Prototyping in Cast Metal

Avoiding the pitfalls

Bob Kowalczyk, casting engineer

A prototype-proven design can significantly shorten “time-to-market” by eliminating false starts and costly design changes in the construction of tooling and the die-casting production phase of a project. For the designer, the prototype serves as a design insurance policy for a successful outcome. This article does not attempt to cover all aspects of the prototype decision-making process, but simply draws forth some of the more egregious pitfalls that trip up designers and prototypers of cast metal prototypes.

Differences between casting processes

Parts produced via the metal die-casting process lead the designer into very selective prototyping decisions. If the prototype is to be used simply for touchy-feely trade show displays or for engineering meetings that address issues of size, shape and fit, then one of several prototyping processes may suffice. However, if the purpose of the prototype is to test the part’s strength or heat dissipation characteristics, then the designer will want to choose a prototyping process that most closely simulates the production die-cast part.

Other reasons to select a cast prototype over other prototyping processes is to resolve tooling construction issues and to determine what secondary machining and other finishing operations may be required. When a prototype is intended for performance testing, then the choice of alloy and prototyping process becomes critical. Mechanical and physical properties vary significantly between the cast prototyping process and the die-casting production process, further affecting the selection of prototyping alloy and process. Additionally, some prototype casting processes can be artificially enhanced to accelerate the metal solidification, to more closely simulate the performance of the part being developed. 

Simulating production characteristics 

Cast prototypes are primarily used to simulate the characteristics of the production casting, in order to test and measure critical performance parameters of the part before investing in production tooling. If there is concern with the production part having proper heat dissipation, then the designer has several options for achieving that desired result. Knowing which alloy will be used in the die-casting production process may point to one or more alloys suited to the prototyping process of that particular part. For example, if a part is to be die-cast in 380 alloy, the prototyper may advise 319 alloy to simulate the heat dissipation characteristics of the production part. 

There are, however, complexities below the surface. The alloy that is right for the prototyping process where heat dissipation measurement is critical may not be right for another part where heat dissipation is just one of several concerns. When one combines the need for proper heat dissipation with the need for specific mechanical properties, such as strength, then the alloy selection picture changes completely. If that part that is to be die-cast in 380 aluminum is also prototyped in 380 aluminum, the part may fail in testing, because the alloy produces different mechanical properties in the two different processes. 

Can or should a feature be cast?

One of the most common questions designers ask, “Can this feature be cast?” The parallel question that often is not asked is, “Should this feature be cast?”

Many features can easily be cast in the production process.
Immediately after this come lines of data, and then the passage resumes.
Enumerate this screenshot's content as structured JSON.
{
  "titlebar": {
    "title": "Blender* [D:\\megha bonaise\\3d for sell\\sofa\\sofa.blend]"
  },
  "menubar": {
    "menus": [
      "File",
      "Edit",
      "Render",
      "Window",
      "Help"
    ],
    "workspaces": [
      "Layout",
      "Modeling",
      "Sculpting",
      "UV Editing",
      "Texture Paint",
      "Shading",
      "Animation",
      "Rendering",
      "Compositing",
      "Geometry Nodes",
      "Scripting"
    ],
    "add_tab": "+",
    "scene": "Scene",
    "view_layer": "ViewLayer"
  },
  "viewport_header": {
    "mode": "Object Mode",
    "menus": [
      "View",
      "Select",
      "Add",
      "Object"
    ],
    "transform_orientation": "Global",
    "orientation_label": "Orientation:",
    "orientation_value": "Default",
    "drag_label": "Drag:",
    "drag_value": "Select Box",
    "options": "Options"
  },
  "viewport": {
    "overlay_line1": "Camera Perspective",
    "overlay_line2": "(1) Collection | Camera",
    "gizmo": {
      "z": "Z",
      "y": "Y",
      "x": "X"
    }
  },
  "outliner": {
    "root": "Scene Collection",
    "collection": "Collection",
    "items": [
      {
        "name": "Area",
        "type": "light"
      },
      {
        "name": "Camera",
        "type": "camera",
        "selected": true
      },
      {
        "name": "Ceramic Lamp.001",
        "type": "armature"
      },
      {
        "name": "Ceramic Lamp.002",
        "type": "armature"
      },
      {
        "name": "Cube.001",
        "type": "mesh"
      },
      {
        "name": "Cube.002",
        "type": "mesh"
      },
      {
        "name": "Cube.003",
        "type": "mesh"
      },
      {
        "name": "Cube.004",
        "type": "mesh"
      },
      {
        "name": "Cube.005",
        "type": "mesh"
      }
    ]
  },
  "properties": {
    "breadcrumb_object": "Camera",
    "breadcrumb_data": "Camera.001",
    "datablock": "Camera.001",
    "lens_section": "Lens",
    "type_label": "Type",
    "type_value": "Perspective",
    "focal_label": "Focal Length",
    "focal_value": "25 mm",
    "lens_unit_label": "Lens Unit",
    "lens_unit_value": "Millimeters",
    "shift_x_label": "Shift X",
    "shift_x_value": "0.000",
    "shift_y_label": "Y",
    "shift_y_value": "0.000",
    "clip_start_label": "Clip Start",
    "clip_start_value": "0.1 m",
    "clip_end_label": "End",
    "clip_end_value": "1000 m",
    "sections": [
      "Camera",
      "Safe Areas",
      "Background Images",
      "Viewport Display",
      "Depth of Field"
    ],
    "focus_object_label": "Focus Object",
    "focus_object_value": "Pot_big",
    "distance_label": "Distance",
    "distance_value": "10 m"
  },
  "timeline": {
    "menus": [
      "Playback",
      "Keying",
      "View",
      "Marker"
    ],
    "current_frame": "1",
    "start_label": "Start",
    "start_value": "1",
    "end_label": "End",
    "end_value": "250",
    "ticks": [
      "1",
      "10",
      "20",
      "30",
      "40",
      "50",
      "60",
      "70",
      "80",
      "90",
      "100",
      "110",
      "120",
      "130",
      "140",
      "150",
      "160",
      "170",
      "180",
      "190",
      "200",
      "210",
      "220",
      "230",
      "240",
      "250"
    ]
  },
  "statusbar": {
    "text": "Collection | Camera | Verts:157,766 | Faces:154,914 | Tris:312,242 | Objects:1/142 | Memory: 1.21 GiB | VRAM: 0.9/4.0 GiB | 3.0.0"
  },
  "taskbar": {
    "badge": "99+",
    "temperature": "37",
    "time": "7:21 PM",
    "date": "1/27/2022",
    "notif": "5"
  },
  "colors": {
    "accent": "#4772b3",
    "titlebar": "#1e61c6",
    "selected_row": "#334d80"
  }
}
In the prototyping process most features can be cast but it is not always cost- and time-efficient to do so. Small holes, for example, can be cast in the prototype process, but not without a considerable amount of additional work and expense. It is helpful if the prototyper recognizes this issue and guides the designer by saying, “We could cast this feature, but here is another option that will work as well in less time and lower cost.” 

The same is true for casting mating surfaces between two die-cast components that are to be assembled together. It is often easier and less costly to machine the two features in the prototyping process rather than attempt to cast them. The designer may overlook this fact and simply assume that since it is something that can be accomplished readily in production die-casting, it should be easy to cast in the prototyping process.

Picture two parts, one a box with a groove and the other a base with a mating element. In the die-casting process the groove can be cast without special effort. In the prototyping process it can be cast, but not without a considerable amount of extra work. Beyond that, if one should require a 25 or 100 piece prototype run, casting this particular type of feature may simply not be worth even attempting. It is generally more time- and cost-efficient simply to machine these features. 

The reverse can also be true — a feature that can be cast in the prototyping process may need to be machined in the production process. An example of this situation would be a part with undercut or odd-shaped features. Referred to as a “maverick,” the part feature will show up in the prototype, but will lead the unaware designer into a cul-de-sac when the part goes into production. 

Decisions and choices made in the prototyping process must be extended into production. Likewise, die-cast production decisions, anticipated part usage and performance information must be fully taken into consideration in order to create a prototype that truly simulates the final product in the pre-production part testing phase. This efficacy cannot be achieved if the designer and prototyper do not work closely together. They must fully share their concerns, their expectations and their knowledge. Success can be achieved every time when everyone is focused on the desired outcome.